I naively thought such a triangle would have to be equilateral, but when I tried to demonstrate it by construction I ended up producing a counterexample pretty easily.
Start by fixing points $A$ and $B$. We also fix a third point $C^\prime$ and require that $C$ lie on the ray $\vec{BC^\prime}$. Drop a perpendicular from $A$ down to $BC^\prime$ and call the point of intersection $D$. Next construct the angle bisector of $\angle ABC^\prime$; denote the intersection of the angle bisector with the line $AD$ by $G$. Finally, construct the midpoint $F$ of $AB$, and extend a line through $F$ and $G$. The intersection of $FG$ and $BC^\prime$ determines the third vertex of the triangle, $C$.
The result is that for any angle $\angle ABC^\prime$, there is a point $C$ such that the triangle $\triangle ABC$ satisfies all of our hypotheses.
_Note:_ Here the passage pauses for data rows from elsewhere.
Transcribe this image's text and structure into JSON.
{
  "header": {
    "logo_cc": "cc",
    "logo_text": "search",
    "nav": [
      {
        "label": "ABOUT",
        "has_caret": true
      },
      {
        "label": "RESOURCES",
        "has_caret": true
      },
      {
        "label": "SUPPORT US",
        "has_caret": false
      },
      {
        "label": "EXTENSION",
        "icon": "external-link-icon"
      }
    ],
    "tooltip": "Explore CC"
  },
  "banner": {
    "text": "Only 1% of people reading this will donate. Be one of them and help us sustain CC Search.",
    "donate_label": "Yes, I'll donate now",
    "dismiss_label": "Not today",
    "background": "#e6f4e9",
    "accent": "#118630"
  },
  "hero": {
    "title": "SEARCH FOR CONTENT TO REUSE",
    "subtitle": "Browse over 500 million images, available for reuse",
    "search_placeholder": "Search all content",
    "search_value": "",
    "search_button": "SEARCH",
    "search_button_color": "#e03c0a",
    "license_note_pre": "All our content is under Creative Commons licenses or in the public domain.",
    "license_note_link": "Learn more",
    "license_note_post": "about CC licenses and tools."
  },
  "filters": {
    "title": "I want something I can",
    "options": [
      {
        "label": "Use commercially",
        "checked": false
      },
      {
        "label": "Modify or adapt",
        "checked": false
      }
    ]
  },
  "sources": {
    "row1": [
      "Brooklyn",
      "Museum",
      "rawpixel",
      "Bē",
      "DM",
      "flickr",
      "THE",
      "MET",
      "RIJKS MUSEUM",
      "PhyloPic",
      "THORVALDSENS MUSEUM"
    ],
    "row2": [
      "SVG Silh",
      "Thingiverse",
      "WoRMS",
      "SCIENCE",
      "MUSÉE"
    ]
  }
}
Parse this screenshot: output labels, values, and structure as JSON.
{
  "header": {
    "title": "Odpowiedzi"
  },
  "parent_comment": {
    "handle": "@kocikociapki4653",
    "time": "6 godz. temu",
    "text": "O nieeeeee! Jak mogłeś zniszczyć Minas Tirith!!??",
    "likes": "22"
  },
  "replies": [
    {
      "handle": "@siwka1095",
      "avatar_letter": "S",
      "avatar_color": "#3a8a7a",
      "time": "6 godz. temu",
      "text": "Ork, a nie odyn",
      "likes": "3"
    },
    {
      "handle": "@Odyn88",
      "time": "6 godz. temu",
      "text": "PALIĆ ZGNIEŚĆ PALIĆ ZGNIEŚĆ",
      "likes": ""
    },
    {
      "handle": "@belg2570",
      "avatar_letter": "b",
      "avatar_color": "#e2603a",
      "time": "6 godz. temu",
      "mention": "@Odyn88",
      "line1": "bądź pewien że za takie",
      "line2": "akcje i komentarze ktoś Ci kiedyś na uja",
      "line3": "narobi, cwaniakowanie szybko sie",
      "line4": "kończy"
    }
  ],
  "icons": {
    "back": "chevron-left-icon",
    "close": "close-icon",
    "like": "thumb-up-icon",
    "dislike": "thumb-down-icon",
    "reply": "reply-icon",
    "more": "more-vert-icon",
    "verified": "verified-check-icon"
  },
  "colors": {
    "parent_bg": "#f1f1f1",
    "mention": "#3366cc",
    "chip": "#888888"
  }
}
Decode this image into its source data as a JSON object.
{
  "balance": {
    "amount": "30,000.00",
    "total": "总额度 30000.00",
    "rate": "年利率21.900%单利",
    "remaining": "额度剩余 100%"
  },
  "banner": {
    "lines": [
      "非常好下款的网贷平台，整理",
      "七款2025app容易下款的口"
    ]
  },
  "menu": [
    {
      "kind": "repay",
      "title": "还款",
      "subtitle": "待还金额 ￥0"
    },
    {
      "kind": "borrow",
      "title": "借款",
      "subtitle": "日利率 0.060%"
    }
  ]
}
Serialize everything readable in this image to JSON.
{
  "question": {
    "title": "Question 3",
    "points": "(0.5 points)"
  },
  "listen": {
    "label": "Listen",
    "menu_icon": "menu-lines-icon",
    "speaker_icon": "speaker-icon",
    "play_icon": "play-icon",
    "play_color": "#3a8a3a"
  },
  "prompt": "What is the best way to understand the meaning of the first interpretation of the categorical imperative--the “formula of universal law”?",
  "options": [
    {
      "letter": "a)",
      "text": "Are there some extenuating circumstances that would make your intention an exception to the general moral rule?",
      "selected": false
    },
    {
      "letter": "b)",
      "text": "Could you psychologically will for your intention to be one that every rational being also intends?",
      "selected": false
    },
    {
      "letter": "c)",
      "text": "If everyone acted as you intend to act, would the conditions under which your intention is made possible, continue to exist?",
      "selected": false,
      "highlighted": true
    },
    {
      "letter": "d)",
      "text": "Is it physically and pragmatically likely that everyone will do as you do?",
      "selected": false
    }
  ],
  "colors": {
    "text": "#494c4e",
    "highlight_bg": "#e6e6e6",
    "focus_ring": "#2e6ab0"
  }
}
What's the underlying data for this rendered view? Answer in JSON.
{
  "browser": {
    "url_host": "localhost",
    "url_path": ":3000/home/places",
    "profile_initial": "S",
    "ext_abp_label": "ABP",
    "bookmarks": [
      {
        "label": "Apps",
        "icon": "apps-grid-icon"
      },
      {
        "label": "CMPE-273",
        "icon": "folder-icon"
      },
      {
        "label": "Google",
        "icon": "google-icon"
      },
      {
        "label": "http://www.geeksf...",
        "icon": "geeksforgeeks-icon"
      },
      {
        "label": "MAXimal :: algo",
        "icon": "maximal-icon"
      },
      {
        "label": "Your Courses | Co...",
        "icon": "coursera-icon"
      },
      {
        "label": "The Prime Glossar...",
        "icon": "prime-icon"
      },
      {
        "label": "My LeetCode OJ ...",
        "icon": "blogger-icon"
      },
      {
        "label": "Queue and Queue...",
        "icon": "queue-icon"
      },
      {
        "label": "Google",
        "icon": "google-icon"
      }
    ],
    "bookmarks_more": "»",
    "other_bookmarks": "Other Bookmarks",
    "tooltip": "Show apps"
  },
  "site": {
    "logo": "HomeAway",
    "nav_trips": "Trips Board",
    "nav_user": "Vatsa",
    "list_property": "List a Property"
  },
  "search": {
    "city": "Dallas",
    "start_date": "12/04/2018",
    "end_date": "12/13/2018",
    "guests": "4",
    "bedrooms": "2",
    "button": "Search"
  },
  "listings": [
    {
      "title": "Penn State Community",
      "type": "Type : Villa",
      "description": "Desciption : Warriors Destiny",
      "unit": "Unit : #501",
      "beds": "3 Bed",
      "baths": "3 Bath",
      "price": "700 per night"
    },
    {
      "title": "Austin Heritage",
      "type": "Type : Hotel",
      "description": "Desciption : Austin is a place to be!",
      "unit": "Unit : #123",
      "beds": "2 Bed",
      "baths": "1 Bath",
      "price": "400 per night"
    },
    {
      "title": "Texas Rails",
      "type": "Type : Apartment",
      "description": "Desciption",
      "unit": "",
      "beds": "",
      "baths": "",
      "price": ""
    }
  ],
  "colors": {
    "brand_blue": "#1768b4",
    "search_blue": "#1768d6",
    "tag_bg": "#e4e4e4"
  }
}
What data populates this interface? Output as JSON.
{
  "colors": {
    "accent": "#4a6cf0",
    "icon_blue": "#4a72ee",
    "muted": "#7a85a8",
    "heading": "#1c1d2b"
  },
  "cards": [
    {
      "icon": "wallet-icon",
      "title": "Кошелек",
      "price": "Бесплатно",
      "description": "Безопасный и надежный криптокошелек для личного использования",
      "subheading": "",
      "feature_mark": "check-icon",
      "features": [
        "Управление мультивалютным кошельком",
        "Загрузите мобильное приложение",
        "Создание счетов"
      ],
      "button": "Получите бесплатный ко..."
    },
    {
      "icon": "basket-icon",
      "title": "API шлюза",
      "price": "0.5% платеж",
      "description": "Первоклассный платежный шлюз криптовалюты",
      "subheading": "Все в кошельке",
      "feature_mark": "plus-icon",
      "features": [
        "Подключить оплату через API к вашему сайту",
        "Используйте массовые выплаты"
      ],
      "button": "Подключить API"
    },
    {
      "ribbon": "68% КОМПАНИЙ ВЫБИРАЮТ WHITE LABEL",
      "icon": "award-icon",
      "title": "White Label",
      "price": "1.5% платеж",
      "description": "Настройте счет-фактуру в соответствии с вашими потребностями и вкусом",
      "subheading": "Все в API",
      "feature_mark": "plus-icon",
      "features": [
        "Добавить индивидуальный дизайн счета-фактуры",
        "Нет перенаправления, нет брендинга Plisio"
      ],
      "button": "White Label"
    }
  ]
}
And of course, if $\angle ABC^\prime$ is not necessarily $60^\circ$, then $\triangle ABC$ is not necessarily equilateral.
EDIT: The last paragraph is not entirely correct. The first sentence should read: for any $\color{red}{\text{non-obtuse}}$ angle $\angle ABC^\prime$, there is a point $C$ such that the triangle $\triangle ABC$ satisfies all of our hypotheses.